Groupe de production audiovisuelle, Newen s’est doté d’un environnement virtuel pour recevoir ses acheteurs internationaux, mais aussi présenter ses dernières productions, dont ses séries. D’autres usages sont en développement.

Sa série vedette « Plus belle la vie » prend fin, mais Newen possède d’autres contenus à son catalogue. Propriété de TF1 depuis 2015 (à 100 % en 2018), le producteur et distributeur poursuit son développement à l’international. En 2017, la troisième saison de sa série « Versailles » était ainsi vendue dans 135 pays.

Ces ventes de productions audiovisuelles ont cependant été profondément chamboulées par le Covid. Comme le rappelle lors de l’IMAgine Day Metaverse Marianne Carpentier, directrice de l’innovation et des technologies, ce processus est étroitement lié à des événements physiques, comme des salons.

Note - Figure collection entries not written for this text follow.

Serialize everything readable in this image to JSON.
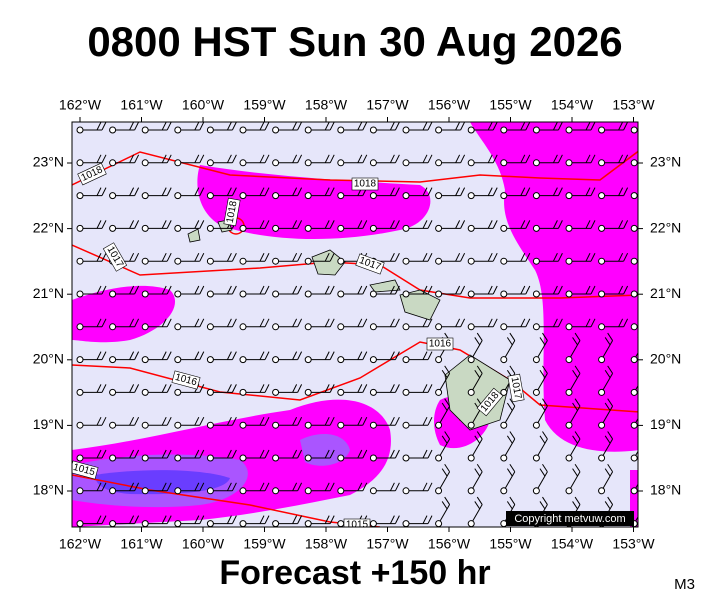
{
  "header": {
    "title": "0800 HST Sun 30 Aug 2026"
  },
  "map": {
    "lon_labels": [
      "162°W",
      "161°W",
      "160°W",
      "159°W",
      "158°W",
      "157°W",
      "156°W",
      "155°W",
      "154°W",
      "153°W"
    ],
    "lat_labels": [
      "23°N",
      "22°N",
      "21°N",
      "20°N",
      "19°N",
      "18°N"
    ],
    "isobar_labels": [
      "1018",
      "1018",
      "1018",
      "1017",
      "1017",
      "1016",
      "1016",
      "1015",
      "1018",
      "1017",
      "1015"
    ],
    "copyright": "Copyright metvuw.com"
  },
  "footer": {
    "forecast": "Forecast +150 hr",
    "model": "M3"
  }
}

Capter les acheteurs étrangers lors du Festival de Cannes

Lors de ces rendez-vous, les producteurs doivent réunir leurs acheteurs en un même lieu. « Le Covid a mis un gros coup dans nos transactions et nos négociations puisque nos acheteurs étaient répartis aux quatre coins du monde », souligne la responsable de Newen Studios.

L’entreprise a donc dû imaginer d’autres moyens de présenter sa production et de vendre. En janvier 2022, la directrice innovation réalisait une présentation en Comex des technologies NFT et métavers… sans totalement convaincre. Mais si les confinements ont pris fin en France, ils se poursuivent dans d’autres pays, notamment en Asie.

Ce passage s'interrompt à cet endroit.